Quindi, andiamo a vedere con qualche numero, tratto da un report di JP Morgan Asset Management, sull’efficacia della diversificazione (da maggio vedremo invece la costruzione di portafogli IN PRATICA nella nostra
NUOVA AREA RISERVATA).
Come potete vedere, negli ultimi 15 e rotti anni, le diverse asset class hanno reso (in termini nominali, quindi ricordatevi sempre di togliere l’inflazione) quanto segue:
- Azionario Large Cap (grandi aziende): 9%
- Immobiliare: 8.3%
- Azionario Small Cap (piccole aziende): 7.9%
- Azionario Mercati emergenti: 7.8%
- Obbligazioni High Yield: 7.2%
- Azionario Paesi Sviluppati: 5.3%
- Obbligazionario a reddito fisso: 4.1%
- Liquidità: 1.3%
- Materie prime: -2.6%
- Portafoglio diversificato: 6.6%
Ora, come sempre faccio un esercizio che è solito usare con i suoi studenti il premio Nobel, nonchè professore a Yale, Robert Shiller:
“Immagina di trovarti nel 2005, cosa avresti risposto alla domanda: quale asset class performerà meglio nei prossimi 15 anni?”
Intuitivamente, avresti potuto rispondere (considerato il periodo) una delle varie Asset Class azionarie (Large Cap, Small Cap, emergenti).
Adesso però arrivo al punto, perchè fino a qui sembrerebbe facile…

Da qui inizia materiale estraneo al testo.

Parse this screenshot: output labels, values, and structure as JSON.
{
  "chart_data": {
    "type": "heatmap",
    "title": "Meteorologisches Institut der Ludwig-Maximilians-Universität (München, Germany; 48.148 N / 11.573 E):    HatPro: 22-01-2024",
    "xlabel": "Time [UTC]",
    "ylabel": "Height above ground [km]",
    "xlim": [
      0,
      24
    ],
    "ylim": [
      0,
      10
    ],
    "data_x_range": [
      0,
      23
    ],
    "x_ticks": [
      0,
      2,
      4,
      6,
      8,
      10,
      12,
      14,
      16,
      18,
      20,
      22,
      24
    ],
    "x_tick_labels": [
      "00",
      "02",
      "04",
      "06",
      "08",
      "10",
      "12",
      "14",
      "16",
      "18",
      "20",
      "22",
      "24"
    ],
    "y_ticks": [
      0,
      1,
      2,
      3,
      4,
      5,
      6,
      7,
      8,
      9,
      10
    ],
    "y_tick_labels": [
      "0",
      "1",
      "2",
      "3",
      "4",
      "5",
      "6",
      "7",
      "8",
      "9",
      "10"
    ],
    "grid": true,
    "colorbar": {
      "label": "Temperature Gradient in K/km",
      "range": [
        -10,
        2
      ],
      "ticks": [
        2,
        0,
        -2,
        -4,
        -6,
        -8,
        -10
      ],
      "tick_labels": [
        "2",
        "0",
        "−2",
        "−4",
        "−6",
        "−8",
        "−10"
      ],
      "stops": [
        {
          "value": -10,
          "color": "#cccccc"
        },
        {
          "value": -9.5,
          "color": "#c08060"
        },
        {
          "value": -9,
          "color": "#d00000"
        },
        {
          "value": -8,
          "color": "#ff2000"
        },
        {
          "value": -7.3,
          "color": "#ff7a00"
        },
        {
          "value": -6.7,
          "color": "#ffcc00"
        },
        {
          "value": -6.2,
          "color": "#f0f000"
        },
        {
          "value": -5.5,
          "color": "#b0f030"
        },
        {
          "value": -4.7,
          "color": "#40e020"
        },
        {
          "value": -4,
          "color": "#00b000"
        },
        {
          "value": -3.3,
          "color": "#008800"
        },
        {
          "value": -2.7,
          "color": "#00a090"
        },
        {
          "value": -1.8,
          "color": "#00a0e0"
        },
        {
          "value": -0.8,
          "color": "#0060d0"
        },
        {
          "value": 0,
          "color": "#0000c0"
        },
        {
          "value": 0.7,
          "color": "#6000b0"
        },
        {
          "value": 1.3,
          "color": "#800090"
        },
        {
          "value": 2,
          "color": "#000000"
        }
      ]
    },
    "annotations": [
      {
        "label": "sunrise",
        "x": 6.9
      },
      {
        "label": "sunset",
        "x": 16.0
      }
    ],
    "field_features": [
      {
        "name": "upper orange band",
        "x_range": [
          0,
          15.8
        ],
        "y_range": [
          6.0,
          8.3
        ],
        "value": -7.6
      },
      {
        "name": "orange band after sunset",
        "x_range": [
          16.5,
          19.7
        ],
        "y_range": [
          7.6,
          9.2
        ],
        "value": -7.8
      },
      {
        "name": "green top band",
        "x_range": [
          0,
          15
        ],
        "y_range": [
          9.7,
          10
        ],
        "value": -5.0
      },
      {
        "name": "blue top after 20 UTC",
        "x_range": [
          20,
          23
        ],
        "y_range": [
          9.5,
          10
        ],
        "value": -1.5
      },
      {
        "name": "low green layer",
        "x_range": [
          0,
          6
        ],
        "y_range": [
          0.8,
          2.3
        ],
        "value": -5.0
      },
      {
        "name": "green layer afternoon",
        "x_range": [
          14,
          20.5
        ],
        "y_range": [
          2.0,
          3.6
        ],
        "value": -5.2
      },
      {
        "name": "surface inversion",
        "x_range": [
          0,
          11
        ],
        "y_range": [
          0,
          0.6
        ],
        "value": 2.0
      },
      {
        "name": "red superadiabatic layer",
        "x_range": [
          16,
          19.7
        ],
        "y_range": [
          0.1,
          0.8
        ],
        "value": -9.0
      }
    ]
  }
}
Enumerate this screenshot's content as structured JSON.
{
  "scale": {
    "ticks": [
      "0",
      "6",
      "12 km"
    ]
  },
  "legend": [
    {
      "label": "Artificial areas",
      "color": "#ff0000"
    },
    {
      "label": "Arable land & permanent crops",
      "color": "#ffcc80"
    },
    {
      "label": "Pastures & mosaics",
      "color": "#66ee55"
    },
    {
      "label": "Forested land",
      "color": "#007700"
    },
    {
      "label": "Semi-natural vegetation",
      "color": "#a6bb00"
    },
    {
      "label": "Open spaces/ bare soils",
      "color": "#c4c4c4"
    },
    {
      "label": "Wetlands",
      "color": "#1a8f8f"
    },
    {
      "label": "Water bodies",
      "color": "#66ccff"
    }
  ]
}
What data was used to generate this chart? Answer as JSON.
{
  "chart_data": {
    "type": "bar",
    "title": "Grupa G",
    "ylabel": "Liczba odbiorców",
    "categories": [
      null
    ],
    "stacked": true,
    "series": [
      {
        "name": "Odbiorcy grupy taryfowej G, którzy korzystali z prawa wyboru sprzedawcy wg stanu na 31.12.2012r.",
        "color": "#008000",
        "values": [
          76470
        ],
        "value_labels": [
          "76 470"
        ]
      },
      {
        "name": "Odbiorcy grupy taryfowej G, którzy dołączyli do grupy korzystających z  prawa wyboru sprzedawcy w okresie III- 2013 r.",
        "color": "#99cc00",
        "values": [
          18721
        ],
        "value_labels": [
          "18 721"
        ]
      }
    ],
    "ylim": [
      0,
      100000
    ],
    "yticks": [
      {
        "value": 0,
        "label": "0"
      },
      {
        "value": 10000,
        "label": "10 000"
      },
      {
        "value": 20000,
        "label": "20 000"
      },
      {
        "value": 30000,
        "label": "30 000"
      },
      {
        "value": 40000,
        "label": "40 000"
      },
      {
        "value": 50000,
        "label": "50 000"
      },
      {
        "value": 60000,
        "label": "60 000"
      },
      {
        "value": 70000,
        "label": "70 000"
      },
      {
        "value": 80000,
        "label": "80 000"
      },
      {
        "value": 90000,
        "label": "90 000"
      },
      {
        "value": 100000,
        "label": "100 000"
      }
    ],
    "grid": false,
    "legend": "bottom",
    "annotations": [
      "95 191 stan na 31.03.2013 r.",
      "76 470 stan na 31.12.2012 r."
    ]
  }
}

Arriviamo nel 2008, dove il mercato azionario perde dal 34 al 55%, e ti rifanno la stessa domanda: quale asset class performerà meglio da qui a prossimi 12 anni? (3 anni sono già passati) .
Emotivamente (immagina il tuo stato d’animo nel 2008), saresti riuscito ancora a rispondere “uno dei 3 mercati azionari?” (non voglio una risposta, tienila per te poi ne riparleremo, per me è stata la prima crisi in cui ero un giovanissimo investitore alle prime armi)
Ad ogni modo la risposta più giusta alla domanda sopra sarebbe dovuta essere: ma io che cavolo ne so?!
Questo perchè i rendimenti ovviamente non sono prevedibili (si ok, possiamo stimare un range di valori ma l’incertezza è comunque molta).
Perciò, possiamo capire quanto un investitore umile, che ben conosce il funzionamento degli investimenti e soprattutto I SUOI LIMITI, dopo aver pianificato una buona strategia, nel 2005 avrebbe semplicemente dovuto costruire un portafoglio (a maggio vedremo come) utilizzando le diverse asset class, provvedere a dei ribilanciamenti periodici, e dedicarsi ad altre attività nel tempo libero, ignorando TV, giornali ed “esperti”.
In tutto questo, avrebbe ottenuto una performance corretta per il rischio decisamente più alta di TUTTE LE ASSET CLASS viste sopra: 0.26 contro uno 0.20 medio (no, non è lo Sharpe Ratio).
Questo tra le altre cose senza dedicare troppo tempo (una volta impostata l’asset allocation iniziale) se non per ribilanciare annualmente.
Ancora una volta, la semplicità vince!